Они совершенно не подходили друг другу, отец – весь в иголках и педант, она – забываха и растрепа. Ее пальцы вечно были в пятнах от химикатов. Мама преподавала химию, ничего в ней не понимая. Предмет свой не любила совершенно, но больше всего боялась это показать.

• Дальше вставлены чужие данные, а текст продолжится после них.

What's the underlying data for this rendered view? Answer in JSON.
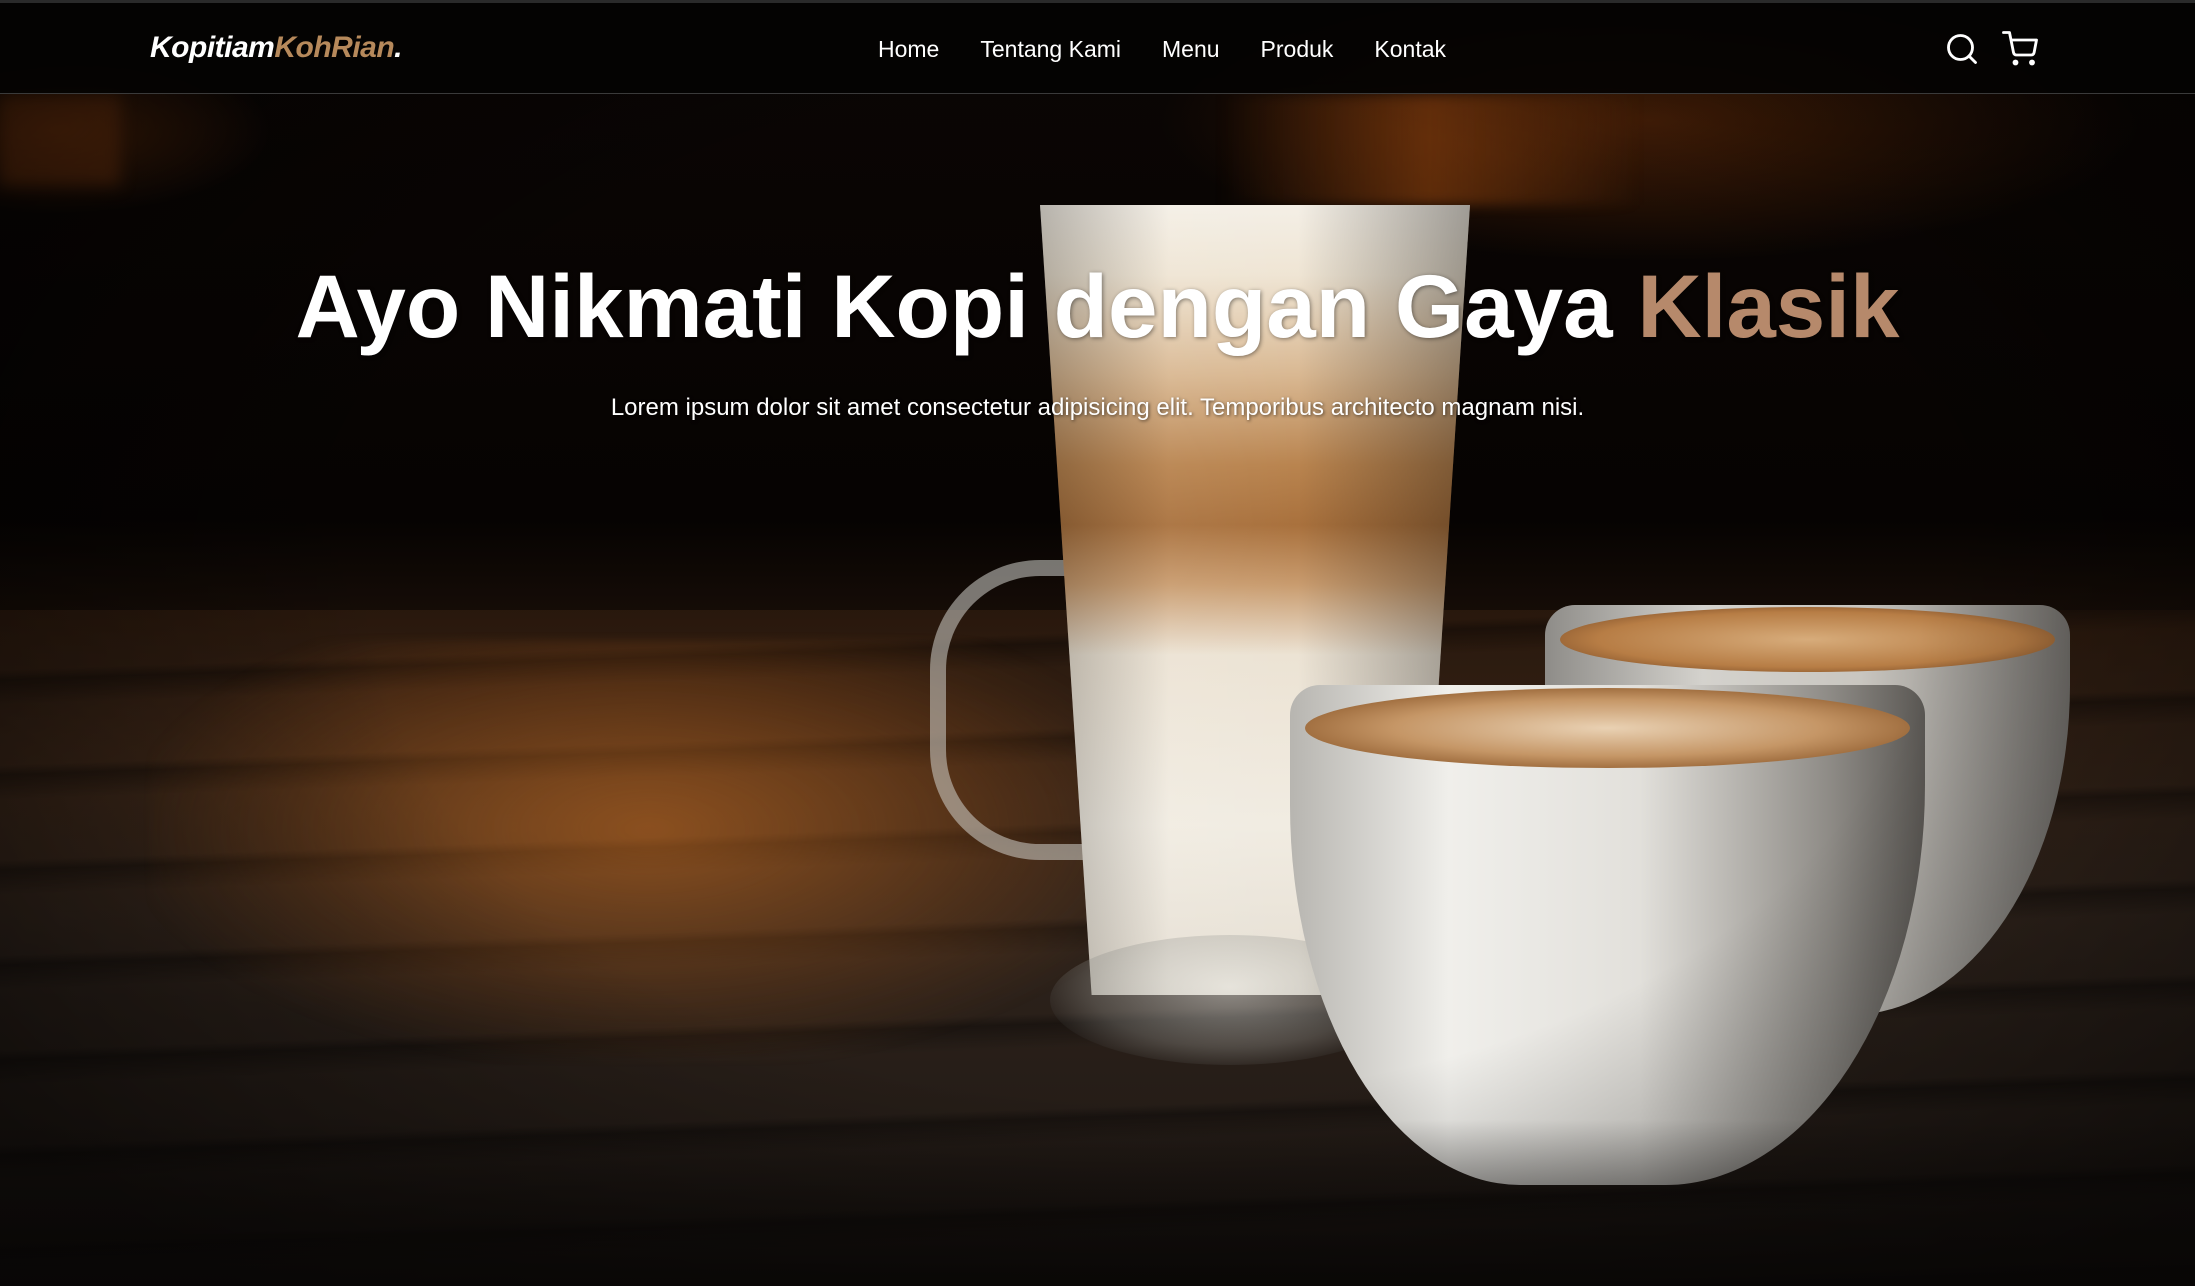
{
  "brand": {
    "part1": "Kopitiam",
    "part2": "KohRian",
    "part3": ".",
    "accent_color": "#b6895b"
  },
  "nav": {
    "items": [
      {
        "label": "Home"
      },
      {
        "label": "Tentang Kami"
      },
      {
        "label": "Menu"
      },
      {
        "label": "Produk"
      },
      {
        "label": "Kontak"
      }
    ],
    "icons": [
      "search-icon",
      "shopping-cart-icon"
    ]
  },
  "hero": {
    "title_main": "Ayo Nikmati Kopi dengan Gaya ",
    "title_accent": "Klasik",
    "subtitle": "Lorem ipsum dolor sit amet consectetur adipisicing elit. Temporibus architecto magnam nisi.",
    "accent_color": "#b6896b",
    "background_image": "latte glass and two cappuccino cups on a wooden table"
  }
}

Опыты у нее постоянно не удавались. А если что-то все же получалось, и белое превращалось в красное, огонь в воду, а камень в стружку – удивлялась превращениям не меньше других. За опытами всегда бормотала, будто молилась химическим богам, жившим в вытяжном шкафу.
Она могла пройти по актовому залу в перепачканном мелом жакете. Из-под юбки мог сверкать, как клинок, край белья. Отца ее неряшливость бесила, но он никогда не повышал голоса, разве что выдавал какой-нибудь недоступный мне силлогизм, но очевидно хорошо понятный маме, потому что после этого они могли не разговаривать друг с другом днями.
На обеденном столе, серванте, на каждом стуле, на моей кроватке темнели в укромных местах бляхи с инвентарными номерами. Даже картины на стене были казенными. Отец, по-моему, и не хотел иметь ничего своего. Он был легкий и будто боялся вещей.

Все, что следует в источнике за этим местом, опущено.